Ia melepas pegangan tanganku dan turun cepat-cepat ke bawah.

Aku terdiam sejenak disini. Kakiku terasa sangat perih karena lantai atap ini menyerap sinar matahari. Aku mulai merasa tempat ini memang cocok sebagai tempat untuk menangis sendirian, menjemur diri jika dirimu malas ke pantai, atau sekedar menikmati angin yang membisikimu yang sedang sendirian.

Hingga sempat menjadi langkah awal untuk mengakhiri hidup.

Aku ingat sekali, mata cokelat yang barusan memelototiku, berkata "cukup untuk semua kebodohan ini!". Matanya yang sesuram itu menjerit tanpa henti di dalam rongga hatinya paling dalam.

Ia hanya anak kecil kesepian yang baru mengetahui kenyataan.

Aku pun bergegas turun ke bawah, jika semakin lama disini kakiku bisa berubah menjadi ayam panggang. Tidak buruk juga sih, jika kakiku ini menjadi ayam panggang, aku tak perlu lagi mengemis di rumah ini, mengingat satu bulanku hampir habis menghitung hari.

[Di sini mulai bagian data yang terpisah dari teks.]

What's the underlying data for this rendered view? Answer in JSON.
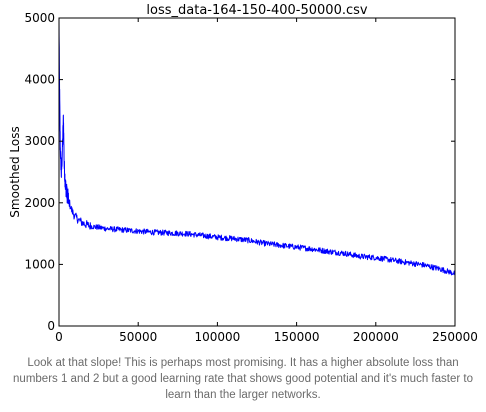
{
  "caption": "Look at that slope! This is perhaps most promising. It has a higher absolute loss than numbers 1 and 2 but a good learning rate that shows good potential and it's much faster to learn than the larger networks.",
  "chart_data": {
    "type": "line",
    "title": "loss_data-164-150-400-50000.csv",
    "xlabel": "",
    "ylabel": "Smoothed Loss",
    "xlim": [
      0,
      250000
    ],
    "ylim": [
      0,
      5000
    ],
    "xticks": [
      0,
      50000,
      100000,
      150000,
      200000,
      250000
    ],
    "yticks": [
      0,
      1000,
      2000,
      3000,
      4000,
      5000
    ],
    "grid": false,
    "line_color": "#0000ff",
    "series": [
      {
        "x": [
          0,
          300,
          800,
          1500,
          2200,
          2800,
          3300,
          4000,
          5000,
          6500,
          8000,
          10000,
          12500,
          15000,
          20000,
          25000,
          30000,
          35000,
          40000,
          45000,
          50000,
          60000,
          70000,
          80000,
          90000,
          100000,
          110000,
          120000,
          130000,
          140000,
          150000,
          160000,
          170000,
          180000,
          190000,
          200000,
          210000,
          220000,
          230000,
          240000,
          250000
        ],
        "y": [
          4950,
          4000,
          2900,
          2450,
          2900,
          3400,
          2600,
          2300,
          2150,
          2000,
          1880,
          1780,
          1720,
          1670,
          1620,
          1600,
          1580,
          1570,
          1560,
          1550,
          1540,
          1520,
          1510,
          1500,
          1470,
          1440,
          1420,
          1390,
          1340,
          1310,
          1280,
          1250,
          1210,
          1180,
          1130,
          1110,
          1070,
          1030,
          990,
          930,
          850
        ]
      }
    ]
  }
}
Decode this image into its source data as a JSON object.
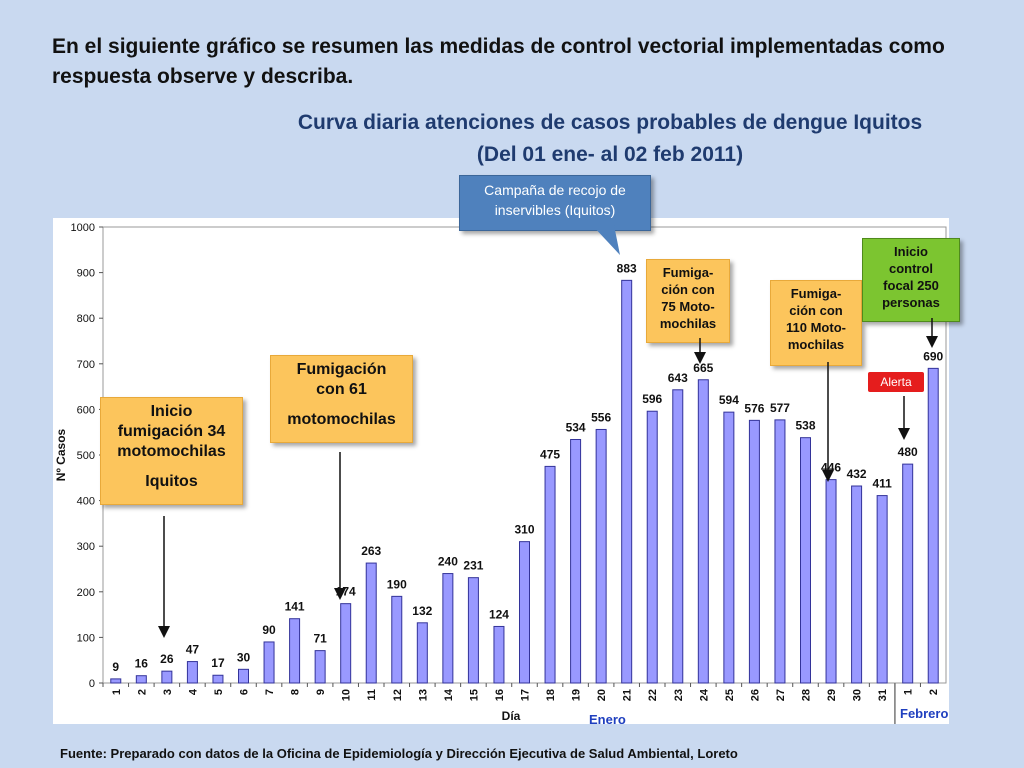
{
  "heading": "En el siguiente gráfico se resumen las medidas de control vectorial implementadas como respuesta observe y describa.",
  "chart_title": {
    "line1": "Curva diaria atenciones de casos probables de dengue Iquitos",
    "line2": "(Del 01 ene- al 02 feb 2011)"
  },
  "colors": {
    "bar": "#9999ff",
    "bar_border": "#333399",
    "month_label": "#1f3fbf",
    "background": "#c9d9f0"
  },
  "chart_data": {
    "type": "bar",
    "ylabel": "Nº Casos",
    "xlabel": "Día",
    "ylim": [
      0,
      1000
    ],
    "yticks": [
      0,
      100,
      200,
      300,
      400,
      500,
      600,
      700,
      800,
      900,
      1000
    ],
    "grid": false,
    "categories": [
      "1",
      "2",
      "3",
      "4",
      "5",
      "6",
      "7",
      "8",
      "9",
      "10",
      "11",
      "12",
      "13",
      "14",
      "15",
      "16",
      "17",
      "18",
      "19",
      "20",
      "21",
      "22",
      "23",
      "24",
      "25",
      "26",
      "27",
      "28",
      "29",
      "30",
      "31",
      "1",
      "2"
    ],
    "values": [
      9,
      16,
      26,
      47,
      17,
      30,
      90,
      141,
      71,
      174,
      263,
      190,
      132,
      240,
      231,
      124,
      310,
      475,
      534,
      556,
      883,
      596,
      643,
      665,
      594,
      576,
      577,
      538,
      446,
      432,
      411,
      480,
      690
    ],
    "months": [
      "Enero",
      "Febrero"
    ]
  },
  "callouts": {
    "fum34": {
      "l1": "Inicio",
      "l2": "fumigación 34",
      "l3": "motomochilas",
      "l4": "Iquitos"
    },
    "fum61": {
      "l1": "Fumigación",
      "l2": "con 61",
      "l3": "motomochilas"
    },
    "campana": {
      "l1": "Campaña de recojo de",
      "l2": "inservibles (Iquitos)"
    },
    "fum75": {
      "l1": "Fumiga-",
      "l2": "ción con",
      "l3": "75 Moto-",
      "l4": "mochilas"
    },
    "fum110": {
      "l1": "Fumiga-",
      "l2": "ción con",
      "l3": "110 Moto-",
      "l4": "mochilas"
    },
    "control": {
      "l1": "Inicio",
      "l2": "control",
      "l3": "focal 250",
      "l4": "personas"
    },
    "alerta": "Alerta"
  },
  "source": "Fuente: Preparado con datos de la Oficina de Epidemiología y Dirección Ejecutiva de Salud Ambiental, Loreto"
}
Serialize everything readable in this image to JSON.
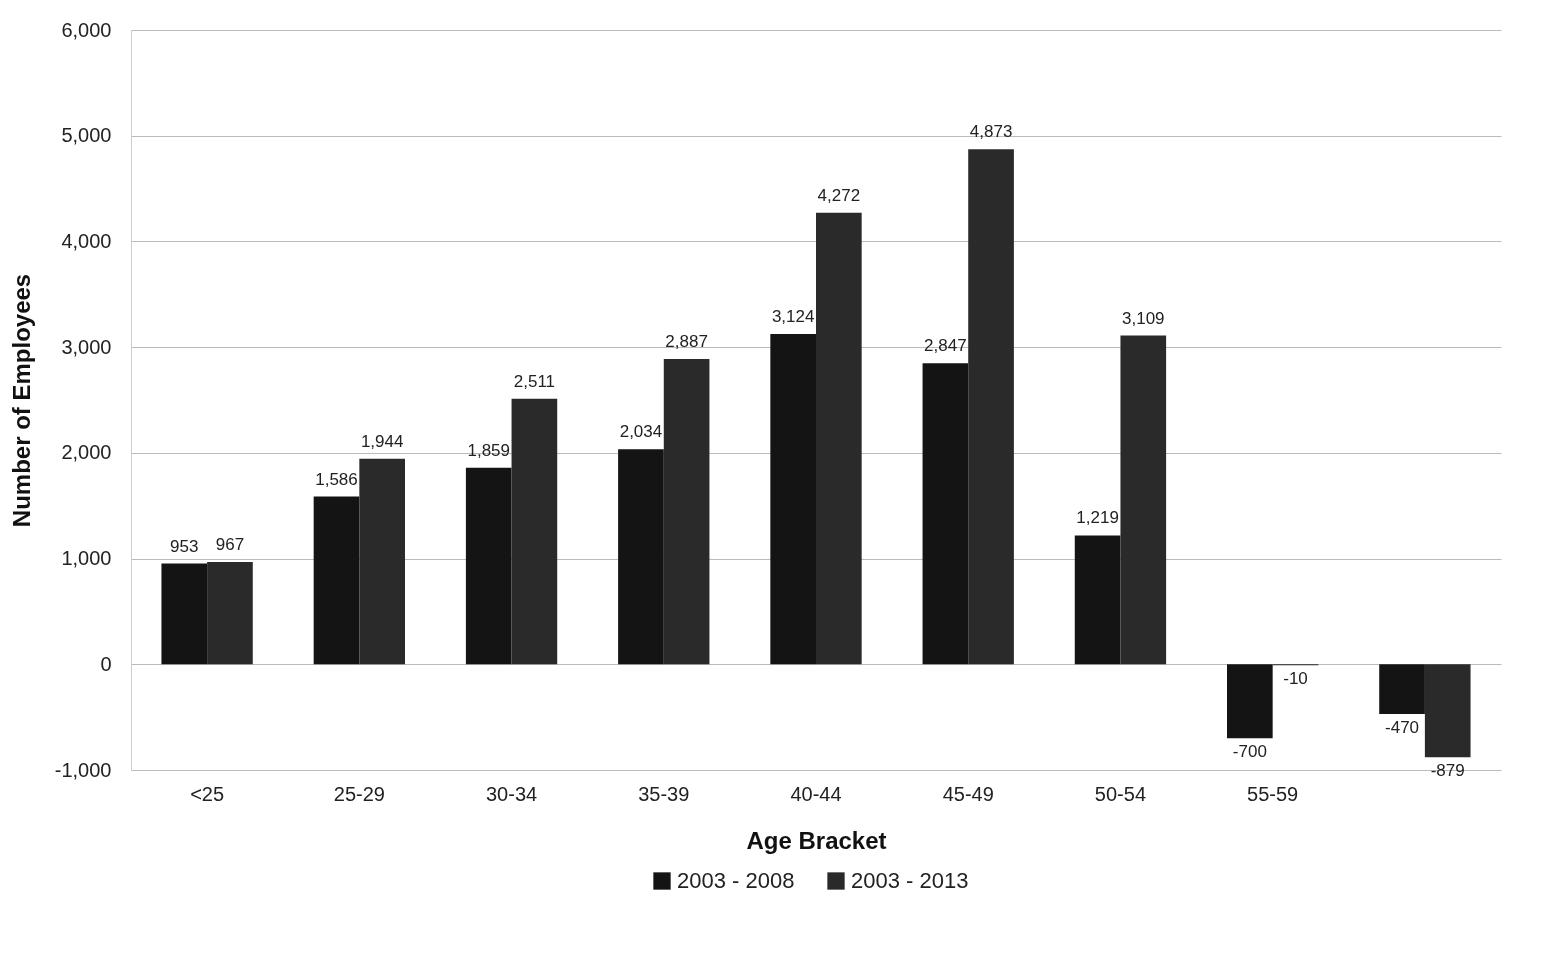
{
  "chart_data": {
    "type": "bar",
    "xlabel": "Age Bracket",
    "ylabel": "Number of Employees",
    "categories": [
      "<25",
      "25-29",
      "30-34",
      "35-39",
      "40-44",
      "45-49",
      "50-54",
      "55-59",
      null
    ],
    "series": [
      {
        "name": "2003 - 2008",
        "color": "#141414",
        "values": [
          953,
          1586,
          1859,
          2034,
          3124,
          2847,
          1219,
          -700,
          -470
        ],
        "value_labels": [
          "953",
          "1,586",
          "1,859",
          "2,034",
          "3,124",
          "2,847",
          "1,219",
          "-700",
          "-470"
        ]
      },
      {
        "name": "2003 - 2013",
        "color": "#2a2a2a",
        "values": [
          967,
          1944,
          2511,
          2887,
          4272,
          4873,
          3109,
          -10,
          -879
        ],
        "value_labels": [
          "967",
          "1,944",
          "2,511",
          "2,887",
          "4,272",
          "4,873",
          "3,109",
          "-10",
          "-879"
        ]
      }
    ],
    "ylim": [
      -1000,
      6000
    ],
    "yticks": [
      {
        "value": -1000,
        "label": "-1,000"
      },
      0,
      {
        "value": 1000,
        "label": "1,000"
      },
      {
        "value": 2000,
        "label": "2,000"
      },
      {
        "value": 3000,
        "label": "3,000"
      },
      {
        "value": 4000,
        "label": "4,000"
      },
      {
        "value": 5000,
        "label": "5,000"
      },
      {
        "value": 6000,
        "label": "6,000"
      }
    ],
    "grid": "y",
    "legend": "bottom"
  }
}
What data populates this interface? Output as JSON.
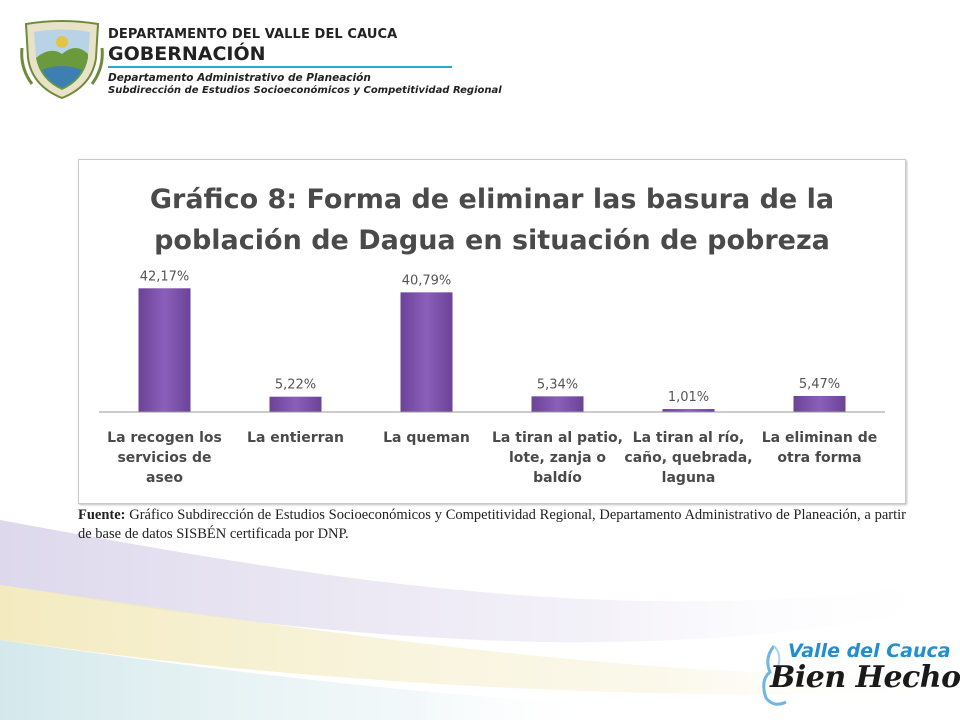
{
  "header": {
    "department": "DEPARTAMENTO DEL VALLE DEL CAUCA",
    "government": "GOBERNACIÓN",
    "office": "Departamento  Administrativo de Planeación",
    "suboffice": "Subdirección de Estudios Socioeconómicos y Competitividad Regional"
  },
  "chart_data": {
    "type": "bar",
    "title_lines": [
      "Gráfico 8: Forma de eliminar las basura de la",
      "población de Dagua en situación de pobreza"
    ],
    "categories": [
      [
        "La recogen los",
        "servicios de",
        "aseo"
      ],
      [
        "La entierran"
      ],
      [
        "La queman"
      ],
      [
        "La tiran al patio,",
        "lote, zanja o",
        "baldío"
      ],
      [
        "La tiran al río,",
        "caño, quebrada,",
        "laguna"
      ],
      [
        "La eliminan de",
        "otra forma"
      ]
    ],
    "values": [
      42.17,
      5.22,
      40.79,
      5.34,
      1.01,
      5.47
    ],
    "data_labels": [
      "42,17%",
      "5,22%",
      "40,79%",
      "5,34%",
      "1,01%",
      "5,47%"
    ],
    "ylim": [
      0,
      45
    ],
    "grid": false,
    "legend": "none",
    "bar_color": "#7b52a8"
  },
  "source": {
    "label": "Fuente:",
    "text": " Gráfico Subdirección de Estudios Socioeconómicos y Competitividad Regional, Departamento Administrativo de Planeación, a partir de base de datos SISBÉN certificada por DNP."
  },
  "brand": {
    "line1": "Valle del Cauca",
    "line2": "Bien Hecho!"
  }
}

Di dapur aku bertemu Bi Inah yang sedang memasak di pancinya. Ia sudah terlalu tua untuk pekerjaan seperti ini, seharusnya sekarang ia di rumah menimang cucunya.

"Mas Keenan!" sapanya ramah. Ia berjalan pelan ke arahku. Ia menunjukkan sebungkus kecil berisi tablet putih yang asing. "Ini punya Mas Keenan, bukan? Saya tadi nemu di...dimana ya, lupa. Saya kira Mas Keenan lupa bawa jadi saya simpan aja." katanya sopan nan lugu.

Tablet itu...aku sering melihatnya di berita-berita kriminalitas yang biasanya berkilo-kilo disita di kantor polisi. Itu, kan...

Nggak mungkin itu punya Farah, apa mungkin punya...

Kak Kevin?

"Engg, taruh aja di meja tamu, Bi. Saya nggak tahu punya siapa." sahutku sambil bergegas kamar Farah.

Pintu kamarnya terbuka!

Aku melongokkan kepalaku ke dalam, tidak ada penghuninya disitu. Aku juga menemukan pandangan kamar yang rapi, di tempat tidurnya ditutupi selimut seakan ia sedang meringkuk disitu. Aku tahu, itu hanya tipuan klasik, penghuni kamar ini telah kabur dengan waktu yang tidak kuketahui.

Aku sedikit merasa lega, karena ia tidak akan berada disini jika tahu kalau kakaknya itu...

Aku mendengar suara gelak tawa dari pintu depan. Suara banyak pria yang tertawa terbahak-bahak yang membanting pintu depan tanpa adab.

Aku berlari menuju kamarku. Mungkin aku harus melakukan cara yang sama seperti gadis gila itu. Kabur.

Aku memasukkan beberapa helai baju ke dalam tasku, buku tulis dan beberapa lembar uang di dompetku. Kupikir, setelah ini, aku harus bekerja sampingan. Dan aku harus segera bersekolah kembali.

Aku melirik jam dinding yang terpaku di sudut kamar. Hari mulai senja. Tapi, aku tidak tahu caranya keluar. Masa aku harus melewati pria-pria yang nanti malam akan berpesta dengan obat-obatan dan minuman keras?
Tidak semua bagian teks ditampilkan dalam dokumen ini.